I actually Like gear durability

@KipEnyan is quite the persistent person on this topic.

The OP diluted it down to a choice, so in that reference, I believe that would make both sides happy. @KipEnyan you wouldn’t have to care for it as you would have the choice to not have it affect you.

I’m reaching here but there’s a reason that games like dayz or other survival genres incorporate tasks that seem to have nothing but a negative spiral to their objective contribution to the games’ system. Like having to take care of keeping your hunger down and hydrating.

In its’ core you could argue these are complete obsolete systems as one might not get enjoyment out of them at all, as you only get punished for not maintaing them.

But hell, experience is also subjective, and in the subjective not everything has to make 100% sense to everyone absolutely all the time.

I think that the ‘negative offset’ systems bring about certain depths to the game, that otherwise aren’t replicable. And I stand by the OPs’ take here.

As it is currently, it is mildly annoying and adds nothing of value to the game.

I think the most annoying factor is my tools breaking and completely disappearing from my inventory, as I need to go buy a new tool from the city if that happens. That needs to be fixed.
The current solution is just that I have to occasionally open the inventory and check the durability on my gear, and use a repair potion/make a trip to the city to repair all. This is not either fun or interesting.

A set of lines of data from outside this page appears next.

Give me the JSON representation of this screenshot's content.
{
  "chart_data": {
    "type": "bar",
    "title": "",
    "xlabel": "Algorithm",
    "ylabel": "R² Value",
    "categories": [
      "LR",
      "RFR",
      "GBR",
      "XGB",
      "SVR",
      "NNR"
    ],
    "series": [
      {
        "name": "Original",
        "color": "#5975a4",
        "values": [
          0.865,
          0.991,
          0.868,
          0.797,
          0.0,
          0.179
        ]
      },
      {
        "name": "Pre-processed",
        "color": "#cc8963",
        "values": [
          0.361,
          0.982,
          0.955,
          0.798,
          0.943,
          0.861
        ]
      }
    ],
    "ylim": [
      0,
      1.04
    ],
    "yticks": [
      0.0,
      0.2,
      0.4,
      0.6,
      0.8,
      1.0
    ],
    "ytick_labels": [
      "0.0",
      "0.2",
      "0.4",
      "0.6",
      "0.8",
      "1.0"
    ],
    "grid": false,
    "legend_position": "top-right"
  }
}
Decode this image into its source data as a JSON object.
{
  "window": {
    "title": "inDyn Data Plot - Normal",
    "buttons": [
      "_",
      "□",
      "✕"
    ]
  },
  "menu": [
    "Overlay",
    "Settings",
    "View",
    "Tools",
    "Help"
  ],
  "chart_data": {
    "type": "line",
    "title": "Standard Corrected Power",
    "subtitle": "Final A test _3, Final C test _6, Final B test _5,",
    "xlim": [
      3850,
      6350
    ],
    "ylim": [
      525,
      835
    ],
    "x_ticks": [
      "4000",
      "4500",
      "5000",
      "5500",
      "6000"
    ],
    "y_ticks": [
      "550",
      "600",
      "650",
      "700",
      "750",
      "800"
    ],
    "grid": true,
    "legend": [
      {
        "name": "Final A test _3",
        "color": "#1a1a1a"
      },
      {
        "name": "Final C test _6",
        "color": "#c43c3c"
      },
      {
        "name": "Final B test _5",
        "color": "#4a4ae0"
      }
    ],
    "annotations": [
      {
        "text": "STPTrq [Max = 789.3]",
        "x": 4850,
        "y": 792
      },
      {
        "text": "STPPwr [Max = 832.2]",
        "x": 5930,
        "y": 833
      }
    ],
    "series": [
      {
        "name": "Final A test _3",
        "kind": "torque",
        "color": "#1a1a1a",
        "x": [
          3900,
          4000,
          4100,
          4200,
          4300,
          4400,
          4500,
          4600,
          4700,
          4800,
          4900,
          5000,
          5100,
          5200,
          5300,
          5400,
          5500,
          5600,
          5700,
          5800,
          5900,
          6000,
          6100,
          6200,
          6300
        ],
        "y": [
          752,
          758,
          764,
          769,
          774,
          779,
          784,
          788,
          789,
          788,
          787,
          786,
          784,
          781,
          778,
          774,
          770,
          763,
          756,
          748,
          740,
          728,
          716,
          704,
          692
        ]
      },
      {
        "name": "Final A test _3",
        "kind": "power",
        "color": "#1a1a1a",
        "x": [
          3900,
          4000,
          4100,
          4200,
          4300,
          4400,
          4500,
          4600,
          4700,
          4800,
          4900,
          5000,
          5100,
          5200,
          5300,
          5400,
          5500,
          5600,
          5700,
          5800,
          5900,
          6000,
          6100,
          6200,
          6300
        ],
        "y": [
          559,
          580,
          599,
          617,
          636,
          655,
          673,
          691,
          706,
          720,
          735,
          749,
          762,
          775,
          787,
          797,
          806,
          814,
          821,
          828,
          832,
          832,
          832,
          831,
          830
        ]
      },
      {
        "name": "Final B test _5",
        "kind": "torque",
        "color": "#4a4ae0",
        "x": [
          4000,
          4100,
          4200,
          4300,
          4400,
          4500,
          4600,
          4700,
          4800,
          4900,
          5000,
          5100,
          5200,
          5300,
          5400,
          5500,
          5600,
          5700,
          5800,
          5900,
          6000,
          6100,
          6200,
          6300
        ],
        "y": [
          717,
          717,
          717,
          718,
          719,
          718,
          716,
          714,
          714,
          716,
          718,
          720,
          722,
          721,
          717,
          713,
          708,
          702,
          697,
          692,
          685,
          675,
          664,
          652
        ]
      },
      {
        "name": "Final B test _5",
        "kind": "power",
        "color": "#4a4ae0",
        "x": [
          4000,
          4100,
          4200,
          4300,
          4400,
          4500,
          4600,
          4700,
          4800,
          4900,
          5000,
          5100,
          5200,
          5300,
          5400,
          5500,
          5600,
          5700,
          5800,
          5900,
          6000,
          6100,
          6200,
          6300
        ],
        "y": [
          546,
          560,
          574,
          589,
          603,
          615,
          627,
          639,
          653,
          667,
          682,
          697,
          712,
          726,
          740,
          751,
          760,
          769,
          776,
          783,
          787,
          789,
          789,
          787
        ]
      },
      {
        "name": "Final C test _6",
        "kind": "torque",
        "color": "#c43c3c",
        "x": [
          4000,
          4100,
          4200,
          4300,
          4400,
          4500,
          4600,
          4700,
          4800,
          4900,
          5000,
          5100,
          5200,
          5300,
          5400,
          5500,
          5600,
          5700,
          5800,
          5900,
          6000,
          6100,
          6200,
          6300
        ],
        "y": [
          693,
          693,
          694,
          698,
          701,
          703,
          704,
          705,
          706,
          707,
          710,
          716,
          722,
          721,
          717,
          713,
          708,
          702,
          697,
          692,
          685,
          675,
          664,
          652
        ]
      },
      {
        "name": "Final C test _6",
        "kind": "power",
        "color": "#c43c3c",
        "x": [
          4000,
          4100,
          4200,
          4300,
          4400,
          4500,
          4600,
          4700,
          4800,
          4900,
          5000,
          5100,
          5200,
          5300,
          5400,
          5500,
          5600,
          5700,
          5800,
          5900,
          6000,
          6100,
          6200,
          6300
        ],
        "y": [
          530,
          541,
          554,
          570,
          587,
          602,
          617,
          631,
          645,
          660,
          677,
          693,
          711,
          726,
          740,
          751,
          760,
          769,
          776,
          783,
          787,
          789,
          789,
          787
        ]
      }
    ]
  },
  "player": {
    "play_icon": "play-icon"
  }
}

The cost to repair is also so minor after the patch that it’s never an issue.

Either remove the mechanic completely or actually make it change how you play the game. People dislike weapons breaking in BOTW/TOTK, but atleast it accomplishes what it set out to do, forcing you to use different weapons.

I’d keep the system but remove the death penalty.
Lose gear durability by taking damage.
Slowly lose weapon durability by hitting enemies - if you hit a shield or get staggered, you lose more.
Make repairs take time so you have to use something else meanwhile.
That kind of stuff makes thematic sense and I can get behind.

But the system doesn’t want the player to be always kept in action. It wants you to stop, it wants you to spend time travelling through the world, it wants you to take it slow.
Going back for repairs isn’t interrupting the game flow, it’s going with it. Wether that game flow is likeable or not, that’s a whole other point.

But there’s clearly a vision behind it, and I believe they’ve not put in place this system without clear reasons behind it. Everything else is so well made that it feel out of place, right? You said so too.

So far I’ve enjoyed durability. It doesn’t hinder me particularly and when it becomes a problem it’s usually because I’m doing something wrong.
Maybe, like with many innovative things, a lot of people are disliking it because it’s different from everything they’ve seen so far.

It doesn’t keep you spending time traveling the world, you just warp back to town, sprint to the repair, then sprint back to warp back to the fight you got stopped doing

But you DO spend time traveling the world. Going back and forward is exactly that, because usually you’re not near enough to a whisper and you go through part of an area at least.

And what if you don’t want to use a whisper because you prefer to keep the fast travel to another location? Then you might make a long walk instead, and maybe on the way you fight some more enemies, you loot some chests you left behind. Maybe you notice a path you didn’t see previously.

I’m a bit exaggerating, but you get my point.